L’œuvre de Schiller était pour lui plaire. Un esprit de révolution inspire cette tragédie républicaine. Le futur artilleur de 1830 s’en réjouit. La passion y est violente, farouche et poussée aux conséquences extrêmes. La haute philosophie y alterne parfois avec la brutalité. Tout cela échauffe la tête de notre apprenti dramaturge[2]. Des caractères d’acier, comme le républicain

  1. La Conjuration de Fiesque à Gênes, tragédie républicaine, qui fait partie de la trilogie de jeunesse de Schiller, a été souvent traduite ou imitée en France de 1820 à 1835. Dumas cite un Fiesque d’Ancelot (Mes mémoires, t. IV, ch. xcvii, p. 118), qui fut représenté, non sans succès, à l’Odéon.
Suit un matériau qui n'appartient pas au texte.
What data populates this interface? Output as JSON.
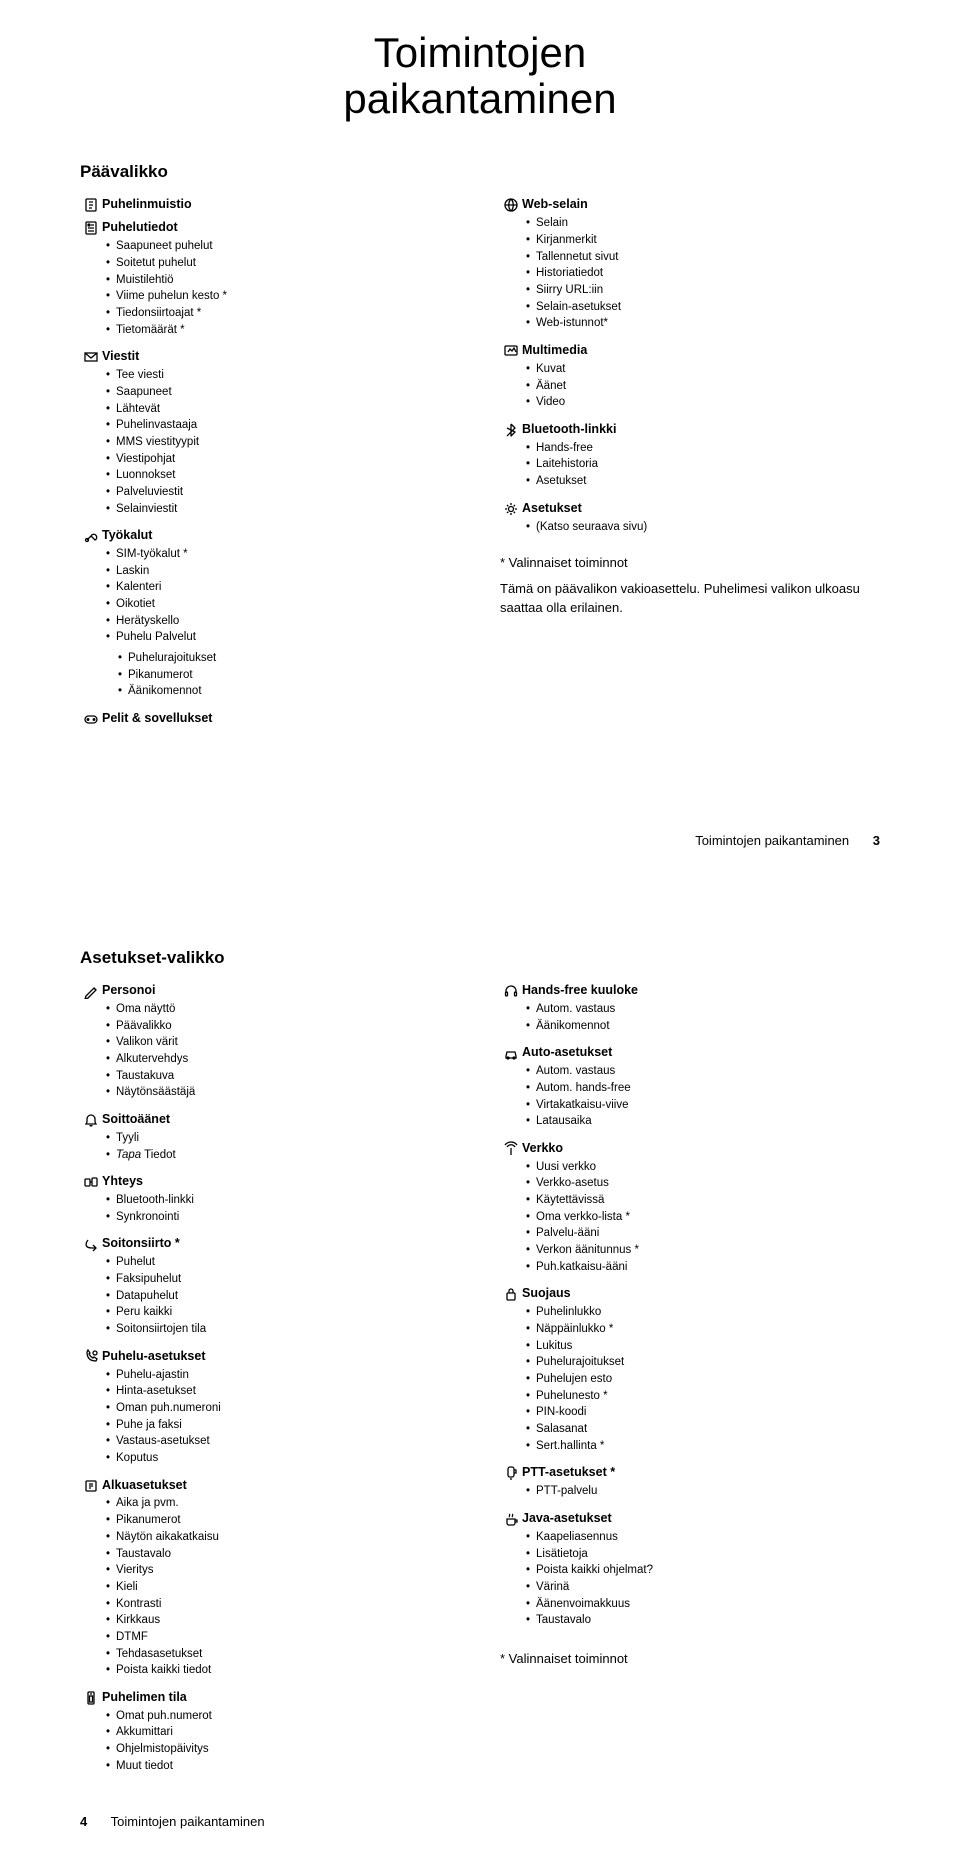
{
  "title_line1": "Toimintojen",
  "title_line2": "paikantaminen",
  "page3": {
    "section_title": "Päävalikko",
    "cols": [
      [
        {
          "icon": "phonebook",
          "label": "Puhelinmuistio",
          "items": []
        },
        {
          "icon": "callinfo",
          "label": "Puhelutiedot",
          "items": [
            "Saapuneet puhelut",
            "Soitetut puhelut",
            "Muistilehtiö",
            "Viime puhelun kesto *",
            "Tiedonsiirtoajat *",
            "Tietomäärät *"
          ]
        },
        {
          "icon": "envelope",
          "label": "Viestit",
          "items": [
            "Tee viesti",
            "Saapuneet",
            "Lähtevät",
            "Puhelinvastaaja",
            "MMS viestityypit",
            "Viestipohjat",
            "Luonnokset",
            "Palveluviestit",
            "Selainviestit"
          ]
        },
        {
          "icon": "tools",
          "label": "Työkalut",
          "items": [
            "SIM-työkalut *",
            "Laskin",
            "Kalenteri",
            "Oikotiet",
            "Herätyskello",
            "Puhelu Palvelut"
          ],
          "subitems": [
            "Puhelurajoitukset",
            "Pikanumerot",
            "Äänikomennot"
          ]
        },
        {
          "icon": "games",
          "label": "Pelit & sovellukset",
          "items": []
        }
      ],
      [
        {
          "icon": "globe",
          "label": "Web-selain",
          "items": [
            "Selain",
            "Kirjanmerkit",
            "Tallennetut sivut",
            "Historiatiedot",
            "Siirry URL:iin",
            "Selain-asetukset",
            "Web-istunnot*"
          ]
        },
        {
          "icon": "multimedia",
          "label": "Multimedia",
          "items": [
            "Kuvat",
            "Äänet",
            "Video"
          ]
        },
        {
          "icon": "bluetooth",
          "label": "Bluetooth-linkki",
          "items": [
            "Hands-free",
            "Laitehistoria",
            "Asetukset"
          ]
        },
        {
          "icon": "settings",
          "label": "Asetukset",
          "items": [
            "(Katso seuraava sivu)"
          ]
        }
      ]
    ],
    "notes_star": "* Valinnaiset toiminnot",
    "notes_body": "Tämä on päävalikon vakioasettelu. Puhelimesi valikon ulkoasu saattaa olla erilainen.",
    "footer_text": "Toimintojen paikantaminen",
    "footer_page": "3"
  },
  "page4": {
    "section_title": "Asetukset-valikko",
    "cols": [
      [
        {
          "icon": "personalize",
          "label": "Personoi",
          "items": [
            "Oma näyttö",
            "Päävalikko",
            "Valikon värit",
            "Alkutervehdys",
            "Taustakuva",
            "Näytönsäästäjä"
          ]
        },
        {
          "icon": "ringstyle",
          "label": "Soittoäänet",
          "items": [
            "Tyyli",
            "<i>Tapa</i> Tiedot"
          ]
        },
        {
          "icon": "connection",
          "label": "Yhteys",
          "items": [
            "Bluetooth-linkki",
            "Synkronointi"
          ]
        },
        {
          "icon": "forward",
          "label": "Soitonsiirto *",
          "items": [
            "Puhelut",
            "Faksipuhelut",
            "Datapuhelut",
            "Peru kaikki",
            "Soitonsiirtojen tila"
          ]
        },
        {
          "icon": "callsettings",
          "label": "Puhelu-asetukset",
          "items": [
            "Puhelu-ajastin",
            "Hinta-asetukset",
            "Oman puh.numeroni",
            "Puhe ja faksi",
            "Vastaus-asetukset",
            "Koputus"
          ]
        },
        {
          "icon": "initial",
          "label": "Alkuasetukset",
          "items": [
            "Aika ja pvm.",
            "Pikanumerot",
            "Näytön aikakatkaisu",
            "Taustavalo",
            "Vieritys",
            "Kieli",
            "Kontrasti",
            "Kirkkaus",
            "DTMF",
            "Tehdasasetukset",
            "Poista kaikki tiedot"
          ]
        },
        {
          "icon": "phonestatus",
          "label": "Puhelimen tila",
          "items": [
            "Omat puh.numerot",
            "Akkumittari",
            "Ohjelmistopäivitys",
            "Muut tiedot"
          ]
        }
      ],
      [
        {
          "icon": "headset",
          "label": "Hands-free kuuloke",
          "items": [
            "Autom. vastaus",
            "Äänikomennot"
          ]
        },
        {
          "icon": "car",
          "label": "Auto-asetukset",
          "items": [
            "Autom. vastaus",
            "Autom. hands-free",
            "Virtakatkaisu-viive",
            "Latausaika"
          ]
        },
        {
          "icon": "network",
          "label": "Verkko",
          "items": [
            "Uusi verkko",
            "Verkko-asetus",
            "Käytettävissä",
            "Oma verkko-lista *",
            "Palvelu-ääni",
            "Verkon äänitunnus *",
            "Puh.katkaisu-ääni"
          ]
        },
        {
          "icon": "security",
          "label": "Suojaus",
          "items": [
            "Puhelinlukko",
            "Näppäinlukko *",
            "Lukitus",
            "Puhelurajoitukset",
            "Puhelujen esto",
            "Puhelunesto *",
            "PIN-koodi",
            "Salasanat",
            "Sert.hallinta *"
          ]
        },
        {
          "icon": "ptt",
          "label": "PTT-asetukset *",
          "items": [
            "PTT-palvelu"
          ]
        },
        {
          "icon": "java",
          "label": "Java-asetukset",
          "items": [
            "Kaapeliasennus",
            "Lisätietoja",
            "Poista kaikki ohjelmat?",
            "Värinä",
            "Äänenvoimakkuus",
            "Taustavalo"
          ]
        }
      ]
    ],
    "note_inline": "* Valinnaiset toiminnot",
    "footer_page": "4",
    "footer_text": "Toimintojen paikantaminen"
  },
  "icons_alt": {
    "phonebook": "phonebook-icon",
    "callinfo": "call-info-icon",
    "envelope": "messages-icon",
    "tools": "tools-icon",
    "games": "games-icon",
    "globe": "web-icon",
    "multimedia": "multimedia-icon",
    "bluetooth": "bluetooth-icon",
    "settings": "settings-icon",
    "personalize": "personalize-icon",
    "ringstyle": "ringstyle-icon",
    "connection": "connection-icon",
    "forward": "call-forward-icon",
    "callsettings": "call-settings-icon",
    "initial": "initial-setup-icon",
    "phonestatus": "phone-status-icon",
    "headset": "headset-icon",
    "car": "car-settings-icon",
    "network": "network-icon",
    "security": "security-icon",
    "ptt": "ptt-icon",
    "java": "java-settings-icon"
  }
}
Alfred de Musset mit plus tard (1834) Fiesque à contribution, quand il écrivit Lorenzaccio. L’esprit de conjuration est un lieu commun de Victor Hugo dramatiste (Cromwell, Hernani, Marion Delorme, Ruy Blas) et c’est Fiesque, à côté de Cinna, qui enseigne aux jeunes premiers de ce théâtre cet art de conspirer, que Scribe plaisante dans Bertrand et Raton et dont l’opérette du second Empire s’est amusée sans merci. Fiesque était une œuvre en vue. Dumas la traduit d’abord. En 1842, il donnera au Théâtre-Français Lorenzino qui est l’intrigue de Fiesque poussée au noir, avec une conspiration « bien tortueuse, bien sombre, bien Romaine », un duel en masques, à minuit, et des coups de poignard, et du poison, et des réminiscences des Brigands, et le dénoûment d’Egmont, et encore, par-dessus le marché, une scène de premier ordre (V, iv) dans la prison de Bargello, en souvenir de la Tour de Nesle. En 1860, il écrira l’Envers d’une conspiration, où maint morceau de Fiesque se retrouve. Il n’a rien brûlé de ce qu’il avait adoré ou traduit. (Voir Mes mémoires, t. IV, ch. cviii, p. 268. Cf. Théâtre complet, t. I, p. 22.)
  2. Stendhal avait prévu le cas. Op. cit., p. 253. « À peine s’il connaît (le public) de nom les Richard III, les Othello, les Hamlet, les Walstein, les Conjuration de Fiesque… » Et ibid. : « …En étudiant profondément le moyen âge, qui a tant d’influence sur nous, et dont nous ne sommes qu’une continuation, et en exploitant le moyen âge à la façon de Shakespeare et de Schiller ».